The best word-learning classrooms are filled with an intentional
focus on vocabulary where students notice words and consider strategies for becoming word savvy. – Linda Hoyt
This list is from Spotlight on Comprehension: Building a Literacy of Thoughtfulness by Linda Hoyt, Chapter 18 “Building a Robust Vocabulary”.
This is a list of ways to intentionally build word awareness as an important stepping stone to facilatating vocabulary development and retention.
1. Ensure that students spend a lot of time reading from a wide range of texts with well-crafted language.
2. Read to learners from richly written fiction and nonfiction sources, discussing interesting words.
3. Create a word-rich environment, celebrate words on the walls of your classroom.
4. Use a rich vocabulary when conversing with learners.
5. Study the concepts that underlie words.
6. Identify relationships between words.
7. Connect new words to words already known.
8. Help students develop strategies for independent word learning.
9. Model good word learning behaviors and your own curiosity about words.
10. Invite students to be word detectives, collecting interesting words and words that are important.
11. Save words in a notebook.
12. Give students opportunities to use words in meaningful ways.
13. Engage with fewer words; don’t try to cover so many that learning is superficial.
14. Link visualizations to word meanings.
15. Provide opportunities to make inferences about word meanings.
16. Have fun with language!
I am including two worksheets I have created to go with Linda’s amazing vocabulary/comprehension building ideas.
The First activity KID Vocabulary is for students to choose key words from a concept that is introduced. They choose the important information to remember, then draw an illustration to help build their understanding.

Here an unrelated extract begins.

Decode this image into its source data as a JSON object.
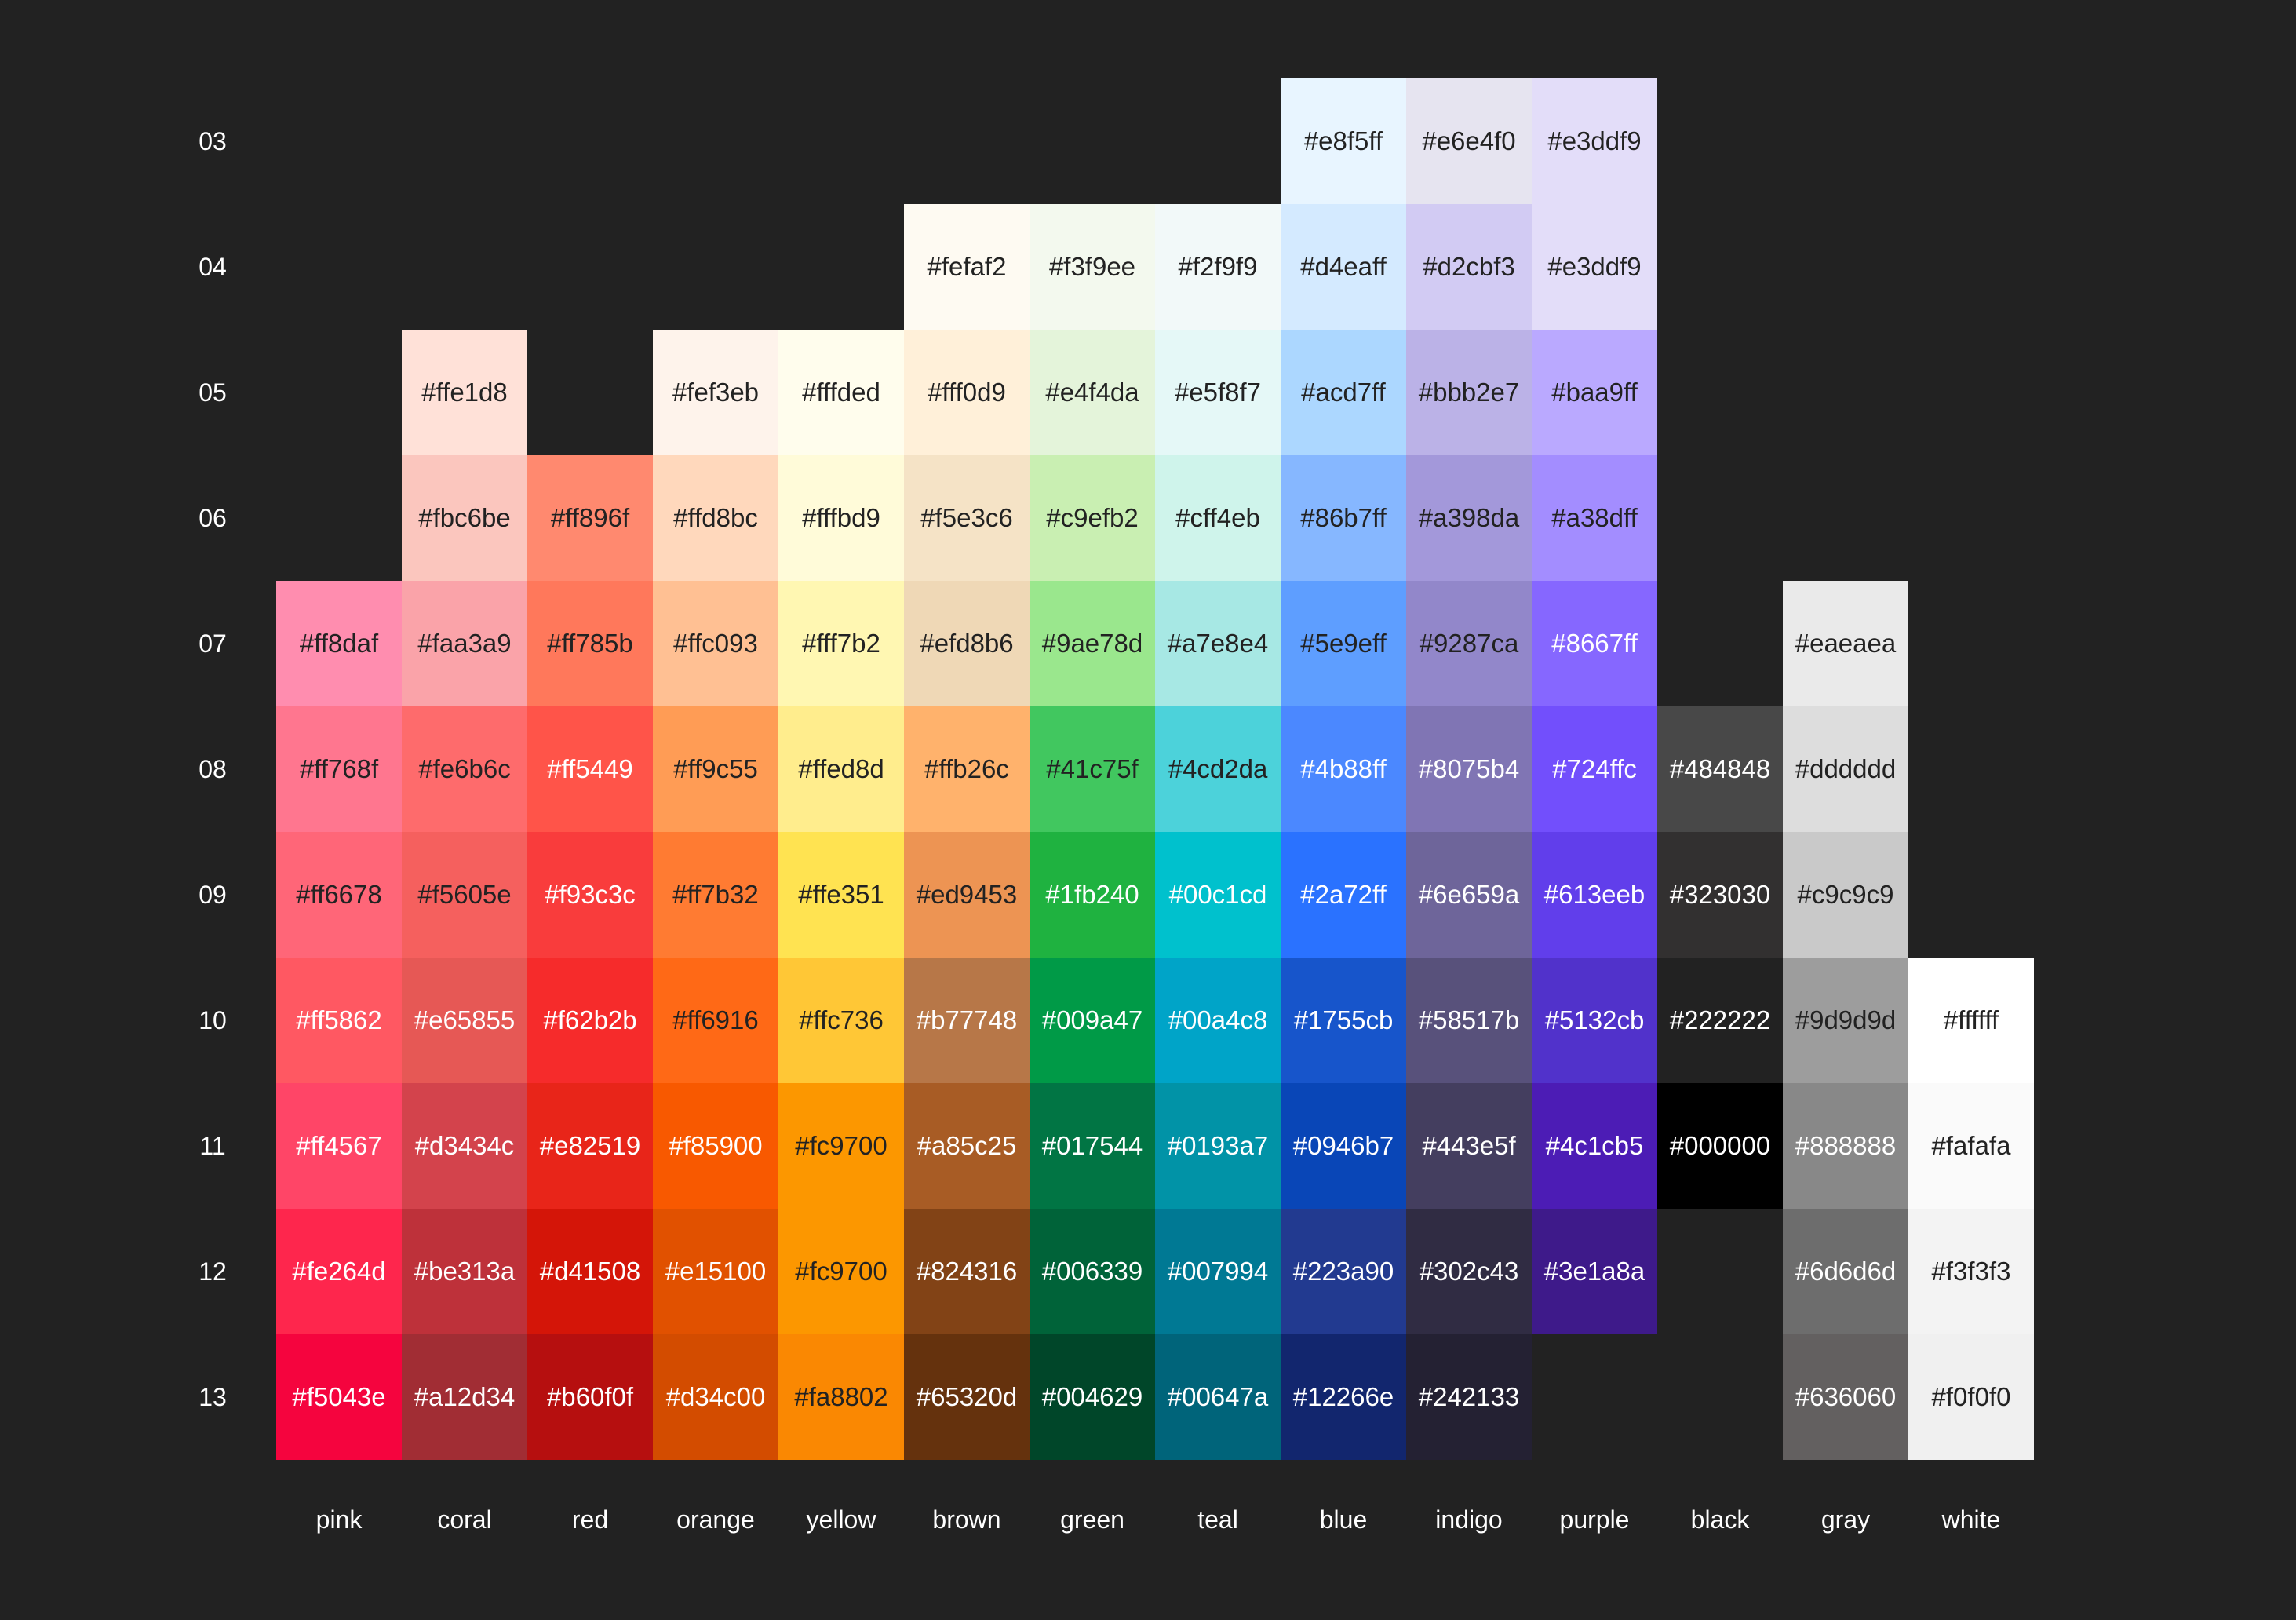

The second activity requires students to summarize a lesson in two words. Students need to reflect on the two words that will provide them with the most meaning for what they learned. Students are also asked to write or talk about why they chose those 2 words. They could talk about other words they considered and why they rejected them. They can help a partner evaluate the 2 words they chose. This is an excellent activity for using conversation as a learning tool.